Komunitas internasional telah menolak untuk membantu Lebanon secara finansial sebelum reformasi luas dilaksanakan untuk memerangi korupsi dan salah urus yang meluas.
Mikati, seorang miliarder Sunni dari kota utara Tripoli, menjabat sebagai perdana menteri pada 2005 dan dari 2011 hingga 2013.
Baca juga: Dua Rumah Sakit Umum Tutup di Lebanon, Krisis Dana, Obat-obatan dan Gaji
Tetapi, mengundurkan diri pada puncak perang Suriah setelah dua tahun bertugas di pemerintahan yang didominasi oleh Hizbullah dan sekutunya.

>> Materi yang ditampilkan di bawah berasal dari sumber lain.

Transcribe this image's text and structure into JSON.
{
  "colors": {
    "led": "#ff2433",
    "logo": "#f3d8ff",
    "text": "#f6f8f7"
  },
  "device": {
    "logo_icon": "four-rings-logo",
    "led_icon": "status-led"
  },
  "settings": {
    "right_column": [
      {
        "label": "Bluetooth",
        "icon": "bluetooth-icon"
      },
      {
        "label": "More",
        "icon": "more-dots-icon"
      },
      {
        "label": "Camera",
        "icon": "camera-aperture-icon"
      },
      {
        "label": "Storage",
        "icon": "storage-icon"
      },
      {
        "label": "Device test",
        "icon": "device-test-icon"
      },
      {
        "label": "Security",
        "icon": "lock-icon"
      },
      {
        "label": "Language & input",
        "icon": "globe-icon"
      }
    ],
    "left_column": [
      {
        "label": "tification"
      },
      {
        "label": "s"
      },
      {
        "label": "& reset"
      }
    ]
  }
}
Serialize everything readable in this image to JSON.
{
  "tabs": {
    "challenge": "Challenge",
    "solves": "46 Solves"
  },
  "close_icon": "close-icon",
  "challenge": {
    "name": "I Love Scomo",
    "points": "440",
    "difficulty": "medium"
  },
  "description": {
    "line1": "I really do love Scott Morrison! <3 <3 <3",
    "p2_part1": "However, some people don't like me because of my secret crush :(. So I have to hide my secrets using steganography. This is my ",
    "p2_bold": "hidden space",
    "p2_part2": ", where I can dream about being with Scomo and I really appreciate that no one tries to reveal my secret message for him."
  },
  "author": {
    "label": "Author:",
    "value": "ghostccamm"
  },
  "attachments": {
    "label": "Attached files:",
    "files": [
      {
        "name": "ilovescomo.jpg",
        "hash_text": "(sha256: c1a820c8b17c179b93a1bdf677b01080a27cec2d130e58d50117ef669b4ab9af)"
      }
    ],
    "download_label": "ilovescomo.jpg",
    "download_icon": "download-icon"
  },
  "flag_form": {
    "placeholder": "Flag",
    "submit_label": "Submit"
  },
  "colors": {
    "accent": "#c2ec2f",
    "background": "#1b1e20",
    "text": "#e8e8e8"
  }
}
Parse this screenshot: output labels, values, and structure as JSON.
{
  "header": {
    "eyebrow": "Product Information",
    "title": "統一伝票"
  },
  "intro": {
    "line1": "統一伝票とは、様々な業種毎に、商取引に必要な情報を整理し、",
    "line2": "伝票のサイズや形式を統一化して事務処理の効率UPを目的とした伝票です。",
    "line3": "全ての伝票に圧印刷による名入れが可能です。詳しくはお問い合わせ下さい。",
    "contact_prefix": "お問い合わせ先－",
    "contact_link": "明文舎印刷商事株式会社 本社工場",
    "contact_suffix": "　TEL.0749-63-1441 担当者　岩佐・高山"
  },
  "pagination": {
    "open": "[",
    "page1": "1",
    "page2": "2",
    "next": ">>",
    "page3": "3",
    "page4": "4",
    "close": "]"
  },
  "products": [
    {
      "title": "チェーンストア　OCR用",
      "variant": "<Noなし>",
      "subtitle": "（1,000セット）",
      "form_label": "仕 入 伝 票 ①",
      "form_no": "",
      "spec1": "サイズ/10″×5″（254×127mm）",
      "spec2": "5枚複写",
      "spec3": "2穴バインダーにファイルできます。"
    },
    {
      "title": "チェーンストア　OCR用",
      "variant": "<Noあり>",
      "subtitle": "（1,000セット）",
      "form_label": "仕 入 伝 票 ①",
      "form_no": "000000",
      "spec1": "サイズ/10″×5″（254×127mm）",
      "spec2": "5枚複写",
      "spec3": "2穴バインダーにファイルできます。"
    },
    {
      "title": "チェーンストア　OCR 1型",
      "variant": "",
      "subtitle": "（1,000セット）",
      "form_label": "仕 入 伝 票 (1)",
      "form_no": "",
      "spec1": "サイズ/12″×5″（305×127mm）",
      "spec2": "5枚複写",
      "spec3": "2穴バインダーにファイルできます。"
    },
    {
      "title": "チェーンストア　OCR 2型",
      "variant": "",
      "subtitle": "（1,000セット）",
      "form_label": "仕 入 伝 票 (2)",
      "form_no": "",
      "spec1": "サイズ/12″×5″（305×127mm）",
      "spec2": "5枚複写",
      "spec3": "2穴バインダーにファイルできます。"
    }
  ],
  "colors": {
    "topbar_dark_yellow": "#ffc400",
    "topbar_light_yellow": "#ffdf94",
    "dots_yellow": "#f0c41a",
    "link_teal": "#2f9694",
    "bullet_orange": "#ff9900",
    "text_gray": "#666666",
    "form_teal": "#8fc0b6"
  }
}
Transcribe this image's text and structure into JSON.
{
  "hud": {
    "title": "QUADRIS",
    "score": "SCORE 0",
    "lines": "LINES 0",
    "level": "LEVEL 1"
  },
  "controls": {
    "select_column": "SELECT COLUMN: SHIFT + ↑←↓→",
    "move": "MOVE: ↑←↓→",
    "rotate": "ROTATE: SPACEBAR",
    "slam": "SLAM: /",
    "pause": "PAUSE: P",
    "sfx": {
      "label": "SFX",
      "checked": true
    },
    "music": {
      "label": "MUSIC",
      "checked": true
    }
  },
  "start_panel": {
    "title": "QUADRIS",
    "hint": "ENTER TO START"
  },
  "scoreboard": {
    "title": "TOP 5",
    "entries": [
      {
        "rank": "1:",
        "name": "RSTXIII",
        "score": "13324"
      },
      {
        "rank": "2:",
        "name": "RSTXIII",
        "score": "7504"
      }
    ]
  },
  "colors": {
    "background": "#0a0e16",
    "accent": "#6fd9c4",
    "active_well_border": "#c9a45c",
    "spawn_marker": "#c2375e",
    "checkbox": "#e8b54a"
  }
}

Tetangga konflik Suriah telah meningkatkan ketegangan sektarian antara Lebanon mendukung pihak yang berlawanan dalam perang sebelah.
Mikati didukung oleh Prancis, bekas kekuatan kolonial di Lebanon, dan juga Amerika Serikat.(*)
:quality(30):format(webp):focal(0.5x0.5:0.5x0.5)/aceh/foto/bank/originals/presiden-lebanon-dan-calon-pm-lebanon.jpg)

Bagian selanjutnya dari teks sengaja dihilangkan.